Saleh Kamel, à la tête de la chaîne satellitaire Arabsat, a également été arrêté, à l’instar de Walid al-Ibrahim, propriétaire du puissant réseau satellitaire MBC. Le ministre de l'Économie Adel Fakih, l'ancien chambellan de feu le roi Abdallah Khaled al-Twaijri, ainsi que son fils Turki ont fait les frais de la purge. Le prince Mutaïb Ben Abdullah, fils de l’ancien roi et détenteur de l’hôtel Crillon à Paris, a aussi été touché par les foudres royales. Il s’agissait du dernier membre du clan rival, capable de gêner les plans de Mohammed Ben Salmane. Le prince héritier a décidé de protéger ses arrières, en faisant démettre de ses fonctions le patron de la Marine nationale.

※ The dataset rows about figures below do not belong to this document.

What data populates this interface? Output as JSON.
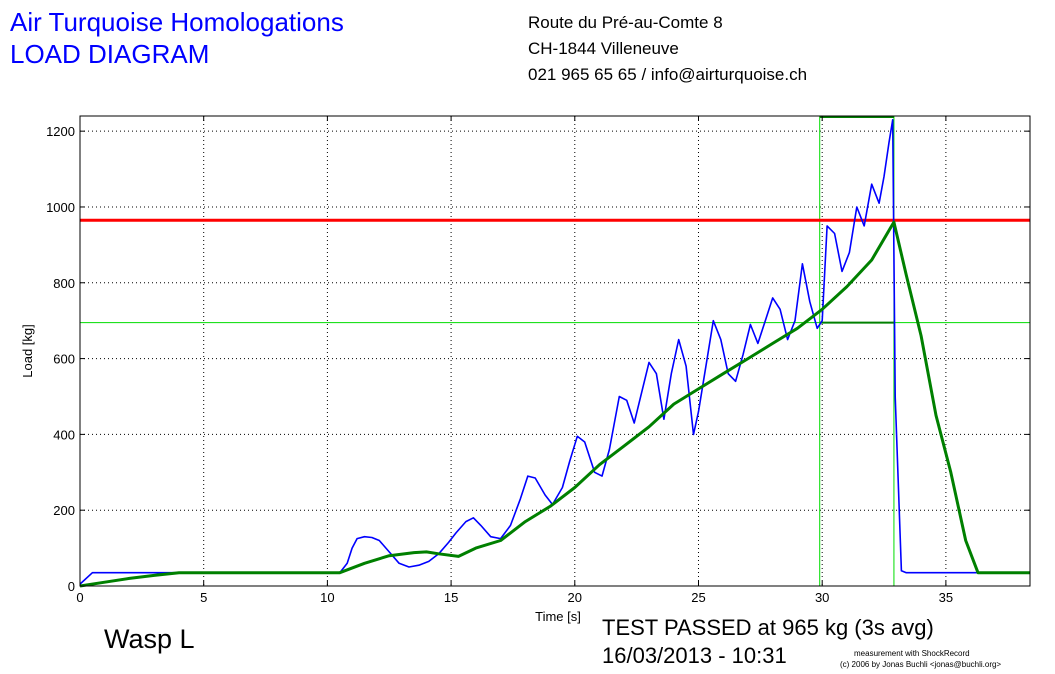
{
  "header": {
    "company": "Air Turquoise Homologations",
    "subtitle": "LOAD DIAGRAM",
    "address_line1": "Route du Pré-au-Comte 8",
    "address_line2": "CH-1844 Villeneuve",
    "address_line3": "021 965 65 65 / info@airturquoise.ch"
  },
  "footer": {
    "product": "Wasp L",
    "result": "TEST PASSED at 965 kg (3s avg)",
    "datetime": "16/03/2013 - 10:31",
    "credit_line1": "measurement with ShockRecord",
    "credit_line2": "(c) 2006 by Jonas Buchli <jonas@buchli.org>"
  },
  "chart_data": {
    "type": "line",
    "xlabel": "Time [s]",
    "ylabel": "Load [kg]",
    "xlim": [
      0,
      38.4
    ],
    "ylim": [
      0,
      1240
    ],
    "xticks": [
      0,
      5,
      10,
      15,
      20,
      25,
      30,
      35
    ],
    "yticks": [
      0,
      200,
      400,
      600,
      800,
      1000,
      1200
    ],
    "grid": true,
    "colors": {
      "raw": "#0000ff",
      "avg": "#008000",
      "limit": "#ff0000",
      "marker": "#00dd00"
    },
    "series": [
      {
        "key": "raw",
        "x": [
          0,
          0.5,
          1,
          2,
          3,
          4,
          5,
          6,
          7,
          8,
          9,
          10,
          10.5,
          10.8,
          11.0,
          11.2,
          11.5,
          11.8,
          12.1,
          12.5,
          12.9,
          13.3,
          13.7,
          14.1,
          14.5,
          14.9,
          15.2,
          15.6,
          15.9,
          16.2,
          16.6,
          17.0,
          17.4,
          17.8,
          18.1,
          18.4,
          18.8,
          19.1,
          19.5,
          19.8,
          20.1,
          20.4,
          20.8,
          21.1,
          21.4,
          21.8,
          22.1,
          22.4,
          22.7,
          23.0,
          23.3,
          23.6,
          23.9,
          24.2,
          24.5,
          24.8,
          25.0,
          25.3,
          25.6,
          25.9,
          26.2,
          26.5,
          26.8,
          27.1,
          27.4,
          27.7,
          28.0,
          28.3,
          28.6,
          28.9,
          29.2,
          29.5,
          29.8,
          30.0,
          30.2,
          30.5,
          30.8,
          31.1,
          31.4,
          31.7,
          32.0,
          32.3,
          32.5,
          32.7,
          32.85,
          32.95,
          33.2,
          33.4,
          34,
          36,
          38.4
        ],
        "y": [
          5,
          35,
          35,
          35,
          35,
          35,
          35,
          35,
          35,
          35,
          35,
          35,
          35,
          60,
          100,
          125,
          130,
          128,
          120,
          90,
          60,
          50,
          55,
          65,
          85,
          115,
          140,
          170,
          180,
          160,
          130,
          125,
          160,
          230,
          290,
          285,
          240,
          215,
          260,
          330,
          395,
          380,
          300,
          290,
          360,
          500,
          490,
          430,
          510,
          590,
          560,
          440,
          560,
          650,
          580,
          400,
          460,
          580,
          700,
          650,
          560,
          540,
          610,
          690,
          640,
          700,
          760,
          730,
          650,
          700,
          850,
          750,
          680,
          700,
          950,
          930,
          830,
          880,
          1000,
          950,
          1060,
          1010,
          1080,
          1170,
          1230,
          500,
          40,
          35,
          35,
          35,
          35
        ]
      },
      {
        "key": "avg",
        "x": [
          0,
          1,
          2,
          3,
          4,
          5,
          6,
          7,
          8,
          9,
          10,
          10.5,
          11.5,
          12.5,
          13.5,
          14.0,
          14.5,
          15.3,
          16.0,
          17.0,
          18.0,
          19.0,
          20.0,
          21.0,
          22.0,
          23.0,
          24.0,
          25.0,
          26.0,
          27.0,
          28.0,
          29.0,
          30.0,
          31.0,
          32.0,
          32.9,
          33.4,
          34.0,
          34.6,
          35.2,
          35.8,
          36.3,
          37.0,
          38.4
        ],
        "y": [
          0,
          10,
          20,
          28,
          35,
          35,
          35,
          35,
          35,
          35,
          35,
          35,
          60,
          80,
          88,
          90,
          85,
          78,
          100,
          120,
          170,
          210,
          260,
          320,
          370,
          420,
          480,
          520,
          560,
          600,
          640,
          680,
          730,
          790,
          860,
          960,
          820,
          660,
          450,
          300,
          120,
          35,
          35,
          35
        ]
      }
    ],
    "hlines": [
      {
        "y": 965,
        "key": "limit"
      },
      {
        "y": 695,
        "key": "marker"
      }
    ],
    "vlines": [
      {
        "x": 29.9,
        "key": "marker"
      },
      {
        "x": 32.9,
        "key": "marker"
      }
    ],
    "window_top_y": 1240,
    "window_avg_y": 695
  }
}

Un prince héritier qui se prépare à concentrer tous les pouvoirs

Dans les colonnes du Figaro, François-Aïssa Touazi, ancien diplomate, explique que, « ce qui intéresse Mohammed Ben Salman, ce sont les classes moyennes et les jeunes qui forment 70 % de la société saoudienne » qui, d’après lui, vont « applaudir » cette opération. L’ambition du prince est de préparer la transition économique de l’après-pétrole et de réduire l’influence des religieux conservateurs. Il pourrait ainsi « remettre en cause le pacte fondateur vieux de plus de deux siècles entre les Saoud et les wahhabites, au terme duquel la famille régnante céda le contrôle du pouvoir aux religieux en échange de l'allégeance des wahhabites ».

Le prince MBS, présenté comme l'instigateur de l’autorisation de conduire pour les femmes, a ainsi déclaré face à des investisseurs et des journalistes étrangers fin octobre, lors de la présentation d'un méga-projet d’infrastructures en Arabie Saoudite (NEOM) évalué à près de 425 milliards d'euros, vouloir « revenir à ce que nous étions avant, à un islam du juste milieu, modéré, ouvert sur le monde, l’ensemble des religions et l’ensemble des traditions et des peuples ».

Affaibli par la maladie, le roi Salmane, âgé de 81 ans, pourrait abdiquer prochainement. Mohammed Ben Salmane deviendrait alors le plus jeune monarque de l’Arabie contemporaine.